Friday, August 9, 2013
Looking Back at My First Novel - Brand Loyalty
Getting down to the short strokes. In a few more months, the next Matt Rommel adventure, and my second novel, Beyond the Law, will be released. Right now, we're wrapping up the final edit. After that, there's the cover art and then off to the printer.
Like I said, this is my second novel. You would think that I must have learned a lot. I don't know. But, now is as good a time as any to look back at the process of selling the first book.
I started by looking for an agent. We went to the Literary Marketplace, a giant book with hundreds if not thousands of publishers and agents.
From this, we culled the top 80 agencies and sent out query letters. Some nibbles. Mailed a few chapters. No bites. We tried this a few times because it's fun to spend hundreds of dollars on postage and wait for weeks. The highlight of the experience for me was one terriffic rejection letter. Mind you, I received many dozens, but this one was special. This one agency sent me a rejection letter that recapped the entire novel in as thrilling a manner as you can imagine. After all that, I couldn't believe they didn't want to represent it. I think it must have been done by an intern who was trying to prove themselves to the agency.
After that, back to the Big Book to look at publishers. I sent a query to every house that would accept unagented submissions. I started with the big houses, then the medium houses and then everyone else.

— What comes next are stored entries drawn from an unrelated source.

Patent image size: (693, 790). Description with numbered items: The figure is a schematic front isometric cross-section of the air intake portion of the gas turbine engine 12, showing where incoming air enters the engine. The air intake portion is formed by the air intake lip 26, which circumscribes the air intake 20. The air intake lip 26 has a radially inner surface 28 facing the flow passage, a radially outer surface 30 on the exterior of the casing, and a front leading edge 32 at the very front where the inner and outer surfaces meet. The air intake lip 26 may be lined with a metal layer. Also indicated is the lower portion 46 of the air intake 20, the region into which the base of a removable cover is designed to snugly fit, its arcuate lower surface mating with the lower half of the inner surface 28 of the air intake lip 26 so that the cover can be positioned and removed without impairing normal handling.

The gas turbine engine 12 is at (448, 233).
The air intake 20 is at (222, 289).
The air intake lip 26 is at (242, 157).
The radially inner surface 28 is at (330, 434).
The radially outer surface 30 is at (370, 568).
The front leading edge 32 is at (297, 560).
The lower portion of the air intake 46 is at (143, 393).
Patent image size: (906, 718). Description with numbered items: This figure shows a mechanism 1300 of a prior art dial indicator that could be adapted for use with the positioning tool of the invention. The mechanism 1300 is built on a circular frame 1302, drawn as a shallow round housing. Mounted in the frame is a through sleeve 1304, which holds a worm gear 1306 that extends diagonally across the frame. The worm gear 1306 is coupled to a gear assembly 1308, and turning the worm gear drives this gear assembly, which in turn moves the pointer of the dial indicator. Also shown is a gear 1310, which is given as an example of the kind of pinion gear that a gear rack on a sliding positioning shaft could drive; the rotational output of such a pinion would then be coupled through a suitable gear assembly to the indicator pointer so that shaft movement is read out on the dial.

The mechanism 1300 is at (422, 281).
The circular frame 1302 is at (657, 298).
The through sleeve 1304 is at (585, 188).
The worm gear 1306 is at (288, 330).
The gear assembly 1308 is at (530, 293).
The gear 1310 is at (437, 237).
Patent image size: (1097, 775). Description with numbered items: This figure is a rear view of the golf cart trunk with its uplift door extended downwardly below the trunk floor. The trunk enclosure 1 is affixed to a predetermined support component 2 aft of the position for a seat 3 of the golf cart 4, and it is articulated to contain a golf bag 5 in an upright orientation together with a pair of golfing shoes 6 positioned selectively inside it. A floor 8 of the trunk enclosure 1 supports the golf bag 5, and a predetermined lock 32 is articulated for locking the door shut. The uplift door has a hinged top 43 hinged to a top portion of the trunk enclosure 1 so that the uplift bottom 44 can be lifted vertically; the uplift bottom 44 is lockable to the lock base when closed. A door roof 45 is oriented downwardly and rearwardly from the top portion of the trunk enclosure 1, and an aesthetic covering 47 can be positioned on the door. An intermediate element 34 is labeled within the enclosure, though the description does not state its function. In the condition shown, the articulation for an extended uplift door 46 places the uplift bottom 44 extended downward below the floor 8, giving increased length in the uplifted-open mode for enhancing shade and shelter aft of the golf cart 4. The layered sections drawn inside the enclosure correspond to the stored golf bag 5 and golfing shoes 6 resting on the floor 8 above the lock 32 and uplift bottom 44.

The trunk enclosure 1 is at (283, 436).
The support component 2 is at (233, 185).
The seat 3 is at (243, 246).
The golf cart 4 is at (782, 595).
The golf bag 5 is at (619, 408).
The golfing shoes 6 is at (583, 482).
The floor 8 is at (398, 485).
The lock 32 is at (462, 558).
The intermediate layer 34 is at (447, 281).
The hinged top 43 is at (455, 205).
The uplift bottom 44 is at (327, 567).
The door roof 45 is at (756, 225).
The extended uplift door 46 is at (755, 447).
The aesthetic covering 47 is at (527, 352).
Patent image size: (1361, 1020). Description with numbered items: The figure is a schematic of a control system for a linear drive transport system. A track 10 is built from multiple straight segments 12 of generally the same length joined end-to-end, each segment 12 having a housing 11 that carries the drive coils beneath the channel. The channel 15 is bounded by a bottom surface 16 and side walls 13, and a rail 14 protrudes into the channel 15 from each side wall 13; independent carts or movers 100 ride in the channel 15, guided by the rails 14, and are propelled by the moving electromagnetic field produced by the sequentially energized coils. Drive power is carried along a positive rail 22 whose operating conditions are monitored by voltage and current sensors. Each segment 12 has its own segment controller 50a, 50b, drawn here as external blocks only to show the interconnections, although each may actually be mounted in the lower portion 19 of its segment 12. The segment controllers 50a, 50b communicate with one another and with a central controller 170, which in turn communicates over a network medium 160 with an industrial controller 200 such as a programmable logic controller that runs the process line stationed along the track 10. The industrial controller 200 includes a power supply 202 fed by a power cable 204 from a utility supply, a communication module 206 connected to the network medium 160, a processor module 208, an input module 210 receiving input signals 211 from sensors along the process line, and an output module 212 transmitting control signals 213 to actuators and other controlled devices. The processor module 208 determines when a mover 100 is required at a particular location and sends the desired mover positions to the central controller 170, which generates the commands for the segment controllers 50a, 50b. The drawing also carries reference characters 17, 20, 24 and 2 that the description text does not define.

I actually got a bite and, after a few months and a brutal round of edits, Brand Loyalty was released. It meant a lot to me that someone was prepared to put their time, talent and money into my story.
Even so, promotion-wise, with small houses you are pretty much on your own. A small publisher may have the connections to create links to 50 or more internet sites, but that's not what drives sales.
I was lucky. I work for a company with a few thousand employees. Those co-workers drove a lot of my sales. Some bought the novel out of kindness, some out of curiosity, some because they expected it to be terrible and scorn-worthy. Turn's out, for a lot of reasons, Brand Loyalty is a good mystery novel. That created a tiny fan base that has been waiting for me to get it together and release another story.
Those are the people I work for. Those are the people I worry about. Those are the people for whom I dangle participles.